In particular, kestoses perform their prebiotic function by positively influencing the growth of lactobacilli and bifidobacteria probiotics, which protect the host organism from acute gastroenteritis, which appears when pathogenic microorganisms multiply in the intestines and has symptoms such as diarrhea, vomiting, and pain in the abdomen.

=== Impact of kestose-1 on glucose metabolism in rats with type 2 diabetes ===
Studies on rats have shown that the consumption of kestose-1 helps the propagation of probiotics such as Anaerostipes caccae in the intestinal microflora. These probiotics are butyrate producer bacteria, which through the production of butyrate contribute to glucose tolerance and weight loss in rodents. Also, the consumption of kestose-1 by rats promotes the multiplication of probiotics of the bifidobacteria class, which produce the metabolites acetate and lactate, which in turn Anaerostipes caccae also uses to synthesize butyrate.

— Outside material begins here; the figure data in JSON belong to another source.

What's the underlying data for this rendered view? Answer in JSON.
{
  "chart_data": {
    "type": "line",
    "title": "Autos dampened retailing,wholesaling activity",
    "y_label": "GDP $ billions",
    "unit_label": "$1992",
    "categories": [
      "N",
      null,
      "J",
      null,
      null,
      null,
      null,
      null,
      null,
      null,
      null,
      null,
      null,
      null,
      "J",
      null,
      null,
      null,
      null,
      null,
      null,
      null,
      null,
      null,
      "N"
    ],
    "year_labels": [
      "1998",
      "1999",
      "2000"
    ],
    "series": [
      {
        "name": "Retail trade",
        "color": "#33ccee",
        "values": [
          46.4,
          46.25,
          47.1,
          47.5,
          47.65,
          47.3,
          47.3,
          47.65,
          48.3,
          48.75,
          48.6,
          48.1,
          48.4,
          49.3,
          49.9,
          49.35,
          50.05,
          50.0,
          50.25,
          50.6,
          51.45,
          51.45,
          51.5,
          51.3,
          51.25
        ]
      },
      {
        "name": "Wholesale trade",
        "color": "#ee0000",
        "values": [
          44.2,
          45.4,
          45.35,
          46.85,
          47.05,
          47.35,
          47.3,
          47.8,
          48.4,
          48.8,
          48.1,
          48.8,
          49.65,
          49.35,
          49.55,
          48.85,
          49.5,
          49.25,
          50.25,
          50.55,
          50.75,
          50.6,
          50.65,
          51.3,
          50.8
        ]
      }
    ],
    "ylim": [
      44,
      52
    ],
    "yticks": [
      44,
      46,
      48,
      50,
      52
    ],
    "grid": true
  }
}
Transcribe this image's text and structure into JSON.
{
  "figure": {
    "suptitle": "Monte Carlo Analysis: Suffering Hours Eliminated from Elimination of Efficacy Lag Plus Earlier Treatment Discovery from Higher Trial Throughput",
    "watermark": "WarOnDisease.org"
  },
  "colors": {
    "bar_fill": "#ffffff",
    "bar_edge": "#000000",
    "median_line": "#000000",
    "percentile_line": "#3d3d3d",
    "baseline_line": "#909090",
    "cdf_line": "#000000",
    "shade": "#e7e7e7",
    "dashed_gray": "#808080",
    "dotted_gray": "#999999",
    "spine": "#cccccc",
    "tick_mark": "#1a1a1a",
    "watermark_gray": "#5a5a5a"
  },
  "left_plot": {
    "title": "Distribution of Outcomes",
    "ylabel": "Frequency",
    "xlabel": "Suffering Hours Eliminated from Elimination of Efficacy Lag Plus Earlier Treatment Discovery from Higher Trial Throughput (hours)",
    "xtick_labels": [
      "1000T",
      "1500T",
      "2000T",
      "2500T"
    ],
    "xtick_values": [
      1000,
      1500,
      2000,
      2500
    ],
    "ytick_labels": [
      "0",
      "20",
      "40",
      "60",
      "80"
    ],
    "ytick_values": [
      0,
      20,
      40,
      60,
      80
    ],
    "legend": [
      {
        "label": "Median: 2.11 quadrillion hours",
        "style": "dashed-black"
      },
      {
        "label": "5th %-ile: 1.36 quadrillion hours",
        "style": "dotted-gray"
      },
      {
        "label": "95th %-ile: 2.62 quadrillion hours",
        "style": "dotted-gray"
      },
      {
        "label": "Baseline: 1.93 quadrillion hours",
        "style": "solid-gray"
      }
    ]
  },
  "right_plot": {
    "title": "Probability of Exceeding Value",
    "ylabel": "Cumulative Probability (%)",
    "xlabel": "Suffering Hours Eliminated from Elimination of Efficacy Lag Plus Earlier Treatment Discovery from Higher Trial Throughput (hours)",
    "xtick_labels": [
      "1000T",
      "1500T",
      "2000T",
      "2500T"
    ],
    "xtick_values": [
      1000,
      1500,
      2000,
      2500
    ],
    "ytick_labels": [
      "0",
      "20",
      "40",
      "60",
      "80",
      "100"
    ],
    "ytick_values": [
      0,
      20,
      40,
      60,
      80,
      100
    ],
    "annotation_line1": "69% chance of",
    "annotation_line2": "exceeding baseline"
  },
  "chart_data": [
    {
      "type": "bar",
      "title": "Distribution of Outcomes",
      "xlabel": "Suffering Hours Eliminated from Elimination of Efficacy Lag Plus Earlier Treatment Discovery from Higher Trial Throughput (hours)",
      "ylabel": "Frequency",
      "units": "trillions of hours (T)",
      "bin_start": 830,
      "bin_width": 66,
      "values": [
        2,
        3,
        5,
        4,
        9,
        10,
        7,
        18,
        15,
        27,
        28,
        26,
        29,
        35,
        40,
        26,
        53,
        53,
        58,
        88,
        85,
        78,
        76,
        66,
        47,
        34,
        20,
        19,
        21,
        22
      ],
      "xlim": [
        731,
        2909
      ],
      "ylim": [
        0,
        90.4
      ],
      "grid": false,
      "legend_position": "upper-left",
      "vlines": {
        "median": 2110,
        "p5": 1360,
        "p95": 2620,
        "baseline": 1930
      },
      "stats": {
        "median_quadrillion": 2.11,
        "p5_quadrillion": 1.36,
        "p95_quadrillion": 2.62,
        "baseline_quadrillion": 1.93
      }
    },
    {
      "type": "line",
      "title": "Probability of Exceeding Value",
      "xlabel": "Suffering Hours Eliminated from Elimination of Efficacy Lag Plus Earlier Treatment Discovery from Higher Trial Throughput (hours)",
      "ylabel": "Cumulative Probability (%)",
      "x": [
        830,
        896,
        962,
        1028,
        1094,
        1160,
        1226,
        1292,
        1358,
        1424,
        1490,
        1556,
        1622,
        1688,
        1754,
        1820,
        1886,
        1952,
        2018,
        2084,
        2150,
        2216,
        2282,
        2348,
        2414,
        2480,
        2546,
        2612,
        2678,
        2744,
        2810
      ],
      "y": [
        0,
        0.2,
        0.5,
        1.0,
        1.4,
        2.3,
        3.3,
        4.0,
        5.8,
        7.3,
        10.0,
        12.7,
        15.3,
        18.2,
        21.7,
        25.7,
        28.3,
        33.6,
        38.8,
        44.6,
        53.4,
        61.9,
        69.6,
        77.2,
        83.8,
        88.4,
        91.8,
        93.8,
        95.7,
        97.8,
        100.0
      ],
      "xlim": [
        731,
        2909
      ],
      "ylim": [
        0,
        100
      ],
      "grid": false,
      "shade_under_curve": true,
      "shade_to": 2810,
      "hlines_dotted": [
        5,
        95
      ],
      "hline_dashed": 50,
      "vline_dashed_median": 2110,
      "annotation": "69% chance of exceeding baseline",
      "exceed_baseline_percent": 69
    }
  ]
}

=== Impact of kestose-1 on symptoms of the atopic dermatitis disease ===
Studies show the positive effect of consumption of prebiotic kestose-1 on the reproduction of microorganisms Faecalibacterium prausnitzii, which have an anti-inflammatory effect due to the production of short-chain fatty acid - butyrate. Butyrate in turn promotes the differentiation of regulatory T cells, which have the function of suppressing the production of T helper 2 cytokines that cause inflammatory processes in allergic reactions such as atopic dermatitis disease. Significant results were achieved with the consumption of kestose-1 for multiplication of Faecalibacterium prausnitzii probiotic, and in the consequence of relief of symptoms of atopic dermatitis disease in children aged 2 to 5 years, after 6 weeks of consumption of kestose-1 in food.

===Other activities===
1-Kestose supplementation has been found to increase dopamine and serotonin levels in the brain and increase locomotor activity in rodents. The intervention increased levels of the gut bacteria Bifidobacteria and Akkermansia and decreased other species.